Die Ukrainische Pazifistische Bewegung wurde 2019 gegründet, als die Kämpfe in der von Separatisten beherrschten Donbass-Region auf dem Höhepunkt waren und die Ukraine ihre Bürger zur Teilnahme am Bürgerkrieg zwang. Laut Sheliazhenko wurden ukrainische Männer "wegen kleinerer Vergehen wie Verkehrsverstößen, Trunkenheit in der Öffentlichkeit oder Unhöflichkeit gegenüber Polizeibeamten von der Straße, aus Nachtclubs und Wohnheimen geholt und zum Militärdienst eingezogen."

Erschwerend kommt hinzu, dass die Ukraine nach dem Einmarsch Russlands im Februar 2022 das Recht ihrer Bürger auf Kriegsdienstverweigerung aussetzte und Männern zwischen 18 und 60 Jahren verbot, das Land zu verlassen. Dennoch gelang es seit Februar mehr als 100.000 von einer Einberufung betroffenen ukrainischen Männern, zu fliehen, anstatt zu kämpfen. Es wird geschätzt, dass mehrere Tausend weitere bei ihrem Fluchtversuch festgenommen wurden.

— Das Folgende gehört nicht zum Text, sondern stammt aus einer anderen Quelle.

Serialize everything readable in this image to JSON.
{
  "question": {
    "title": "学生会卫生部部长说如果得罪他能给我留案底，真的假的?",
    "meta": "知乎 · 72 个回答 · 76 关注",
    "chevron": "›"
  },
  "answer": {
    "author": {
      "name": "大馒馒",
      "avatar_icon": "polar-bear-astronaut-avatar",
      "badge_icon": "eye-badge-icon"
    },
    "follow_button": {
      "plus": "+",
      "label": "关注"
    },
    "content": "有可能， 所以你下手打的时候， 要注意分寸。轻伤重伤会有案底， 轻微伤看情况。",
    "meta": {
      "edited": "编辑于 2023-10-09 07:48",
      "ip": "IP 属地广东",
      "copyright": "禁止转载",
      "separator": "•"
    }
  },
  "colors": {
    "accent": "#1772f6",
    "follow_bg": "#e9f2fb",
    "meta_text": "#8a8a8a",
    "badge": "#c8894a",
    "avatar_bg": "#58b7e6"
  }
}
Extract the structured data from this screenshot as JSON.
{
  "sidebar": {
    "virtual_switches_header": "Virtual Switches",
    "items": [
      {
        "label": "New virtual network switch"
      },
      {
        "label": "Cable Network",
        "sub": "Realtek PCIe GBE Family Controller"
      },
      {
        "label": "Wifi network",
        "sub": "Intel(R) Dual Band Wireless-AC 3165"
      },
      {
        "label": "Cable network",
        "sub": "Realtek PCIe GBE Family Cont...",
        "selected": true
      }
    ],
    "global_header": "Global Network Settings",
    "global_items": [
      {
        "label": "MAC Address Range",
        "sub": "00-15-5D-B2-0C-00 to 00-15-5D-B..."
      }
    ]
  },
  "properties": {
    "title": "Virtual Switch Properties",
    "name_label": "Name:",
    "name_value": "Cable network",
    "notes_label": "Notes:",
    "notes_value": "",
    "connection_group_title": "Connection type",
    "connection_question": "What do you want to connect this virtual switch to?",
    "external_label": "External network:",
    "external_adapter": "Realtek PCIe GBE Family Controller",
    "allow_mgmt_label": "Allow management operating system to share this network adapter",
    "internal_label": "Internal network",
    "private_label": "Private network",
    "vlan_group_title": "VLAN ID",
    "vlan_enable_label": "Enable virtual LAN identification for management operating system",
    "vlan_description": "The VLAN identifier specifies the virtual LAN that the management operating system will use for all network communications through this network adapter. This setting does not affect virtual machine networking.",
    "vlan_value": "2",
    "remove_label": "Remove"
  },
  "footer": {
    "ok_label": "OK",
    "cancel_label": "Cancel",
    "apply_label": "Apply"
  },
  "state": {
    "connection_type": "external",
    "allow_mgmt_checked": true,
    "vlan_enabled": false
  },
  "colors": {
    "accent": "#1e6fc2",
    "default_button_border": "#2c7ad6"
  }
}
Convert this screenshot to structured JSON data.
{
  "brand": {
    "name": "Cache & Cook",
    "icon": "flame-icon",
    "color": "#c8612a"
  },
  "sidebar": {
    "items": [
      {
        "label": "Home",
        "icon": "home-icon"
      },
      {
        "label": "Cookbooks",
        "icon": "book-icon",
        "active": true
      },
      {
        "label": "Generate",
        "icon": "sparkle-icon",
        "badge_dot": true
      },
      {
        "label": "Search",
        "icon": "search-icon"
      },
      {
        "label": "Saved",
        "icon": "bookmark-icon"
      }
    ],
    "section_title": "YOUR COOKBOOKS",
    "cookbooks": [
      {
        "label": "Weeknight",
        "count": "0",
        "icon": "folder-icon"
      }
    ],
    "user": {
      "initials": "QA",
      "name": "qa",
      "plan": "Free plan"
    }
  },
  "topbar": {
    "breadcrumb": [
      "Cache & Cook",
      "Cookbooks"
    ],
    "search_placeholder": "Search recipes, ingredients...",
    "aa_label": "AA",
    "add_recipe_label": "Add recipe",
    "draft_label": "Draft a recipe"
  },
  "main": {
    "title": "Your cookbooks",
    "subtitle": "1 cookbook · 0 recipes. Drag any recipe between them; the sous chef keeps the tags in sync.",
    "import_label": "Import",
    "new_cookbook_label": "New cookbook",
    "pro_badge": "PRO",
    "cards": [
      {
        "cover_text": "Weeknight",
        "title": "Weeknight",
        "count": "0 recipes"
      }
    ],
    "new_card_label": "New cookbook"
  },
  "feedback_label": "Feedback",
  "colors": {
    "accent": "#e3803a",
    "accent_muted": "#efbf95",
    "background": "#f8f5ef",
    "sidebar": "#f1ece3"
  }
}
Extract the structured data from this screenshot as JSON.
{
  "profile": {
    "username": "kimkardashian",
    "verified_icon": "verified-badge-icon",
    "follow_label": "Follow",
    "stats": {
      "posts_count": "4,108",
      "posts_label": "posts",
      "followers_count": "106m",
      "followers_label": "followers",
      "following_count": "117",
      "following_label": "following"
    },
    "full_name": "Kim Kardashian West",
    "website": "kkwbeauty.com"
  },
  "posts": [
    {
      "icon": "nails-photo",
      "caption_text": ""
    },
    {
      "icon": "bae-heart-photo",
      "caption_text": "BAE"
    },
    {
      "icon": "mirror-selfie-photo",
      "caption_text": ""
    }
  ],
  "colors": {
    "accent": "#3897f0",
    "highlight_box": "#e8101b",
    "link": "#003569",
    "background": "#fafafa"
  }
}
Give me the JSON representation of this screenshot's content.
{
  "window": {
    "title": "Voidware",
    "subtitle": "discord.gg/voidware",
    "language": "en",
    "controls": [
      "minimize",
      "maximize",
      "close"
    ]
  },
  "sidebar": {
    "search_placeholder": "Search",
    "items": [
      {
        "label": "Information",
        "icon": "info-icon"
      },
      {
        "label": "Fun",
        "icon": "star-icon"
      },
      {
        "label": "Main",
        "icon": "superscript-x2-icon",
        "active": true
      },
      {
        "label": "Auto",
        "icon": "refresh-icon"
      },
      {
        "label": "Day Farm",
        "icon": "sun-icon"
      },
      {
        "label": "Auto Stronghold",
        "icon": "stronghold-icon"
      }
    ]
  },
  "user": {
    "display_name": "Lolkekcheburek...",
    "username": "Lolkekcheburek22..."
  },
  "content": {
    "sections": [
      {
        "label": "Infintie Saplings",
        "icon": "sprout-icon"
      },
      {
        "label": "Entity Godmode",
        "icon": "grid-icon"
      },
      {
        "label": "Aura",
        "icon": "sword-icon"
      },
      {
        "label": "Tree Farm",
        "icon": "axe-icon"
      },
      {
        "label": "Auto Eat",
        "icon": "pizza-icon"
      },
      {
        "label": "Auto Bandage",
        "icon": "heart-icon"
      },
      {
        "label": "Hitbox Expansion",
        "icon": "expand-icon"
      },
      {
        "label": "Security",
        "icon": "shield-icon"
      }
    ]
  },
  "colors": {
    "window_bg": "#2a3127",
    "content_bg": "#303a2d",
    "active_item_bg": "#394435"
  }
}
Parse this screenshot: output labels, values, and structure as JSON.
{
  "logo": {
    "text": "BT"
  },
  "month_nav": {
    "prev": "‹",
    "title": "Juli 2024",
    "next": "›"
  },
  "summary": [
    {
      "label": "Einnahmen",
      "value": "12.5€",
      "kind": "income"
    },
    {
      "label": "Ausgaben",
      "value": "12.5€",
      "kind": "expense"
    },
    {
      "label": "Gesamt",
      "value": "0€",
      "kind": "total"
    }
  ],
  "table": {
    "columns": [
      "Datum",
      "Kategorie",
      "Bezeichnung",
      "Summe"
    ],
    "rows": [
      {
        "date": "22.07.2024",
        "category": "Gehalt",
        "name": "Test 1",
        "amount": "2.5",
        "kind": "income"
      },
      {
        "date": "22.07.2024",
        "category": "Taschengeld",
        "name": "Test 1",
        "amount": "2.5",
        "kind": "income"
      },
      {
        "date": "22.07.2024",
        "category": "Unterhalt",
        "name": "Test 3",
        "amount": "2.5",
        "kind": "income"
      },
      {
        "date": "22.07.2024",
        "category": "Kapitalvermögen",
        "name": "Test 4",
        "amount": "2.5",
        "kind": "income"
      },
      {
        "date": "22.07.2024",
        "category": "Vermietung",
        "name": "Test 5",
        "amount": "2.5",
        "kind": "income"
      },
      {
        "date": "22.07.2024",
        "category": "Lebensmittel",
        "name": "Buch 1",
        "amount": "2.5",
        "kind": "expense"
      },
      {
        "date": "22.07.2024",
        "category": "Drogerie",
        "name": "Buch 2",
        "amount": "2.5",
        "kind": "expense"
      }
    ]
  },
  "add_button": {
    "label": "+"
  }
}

Die internationalen Menschenrechte garantieren jedem Menschen das Recht, aus prinzipieller Überzeugung die Teilnahme an militärischen Konflikten zu verweigern, und die Verweigerung aus Gewissensgründen hat eine lange und reiche Geschichte. Im Jahr 1914 gründete eine Gruppe von Christen in Europa in der Hoffnung, den drohenden Krieg abzuwenden, den Internationalen Versöhnungsbund zur Unterstützung von Kriegsdienstverweigerern aus Gewissensgründen. Als die USA in den Ersten Weltkrieg eintraten, protestierte die Sozialreformerin und Frauenrechtsaktivistin Jane Addams. Damals wurde sie scharf kritisiert, aber 1931 erhielt sie als erste Amerikanerin den Friedensnobelpreis.

In Russland weigern sich Hunderttausende von jungen Männern zu kämpfen. Nach Angaben einer Quelle im Umkreis der nationalen russischen Sicherheitsdienste flohen innerhalb von drei Tagen nach der Ankündigung Russlands, 300.000 weitere Rekruten einzuberufen, 261.000 Männer aus dem Land. Diejenigen, die konnten, buchten Flüge; andere fuhren mit dem Auto, dem Fahrrad oder gingen zu Fuß über die Grenze.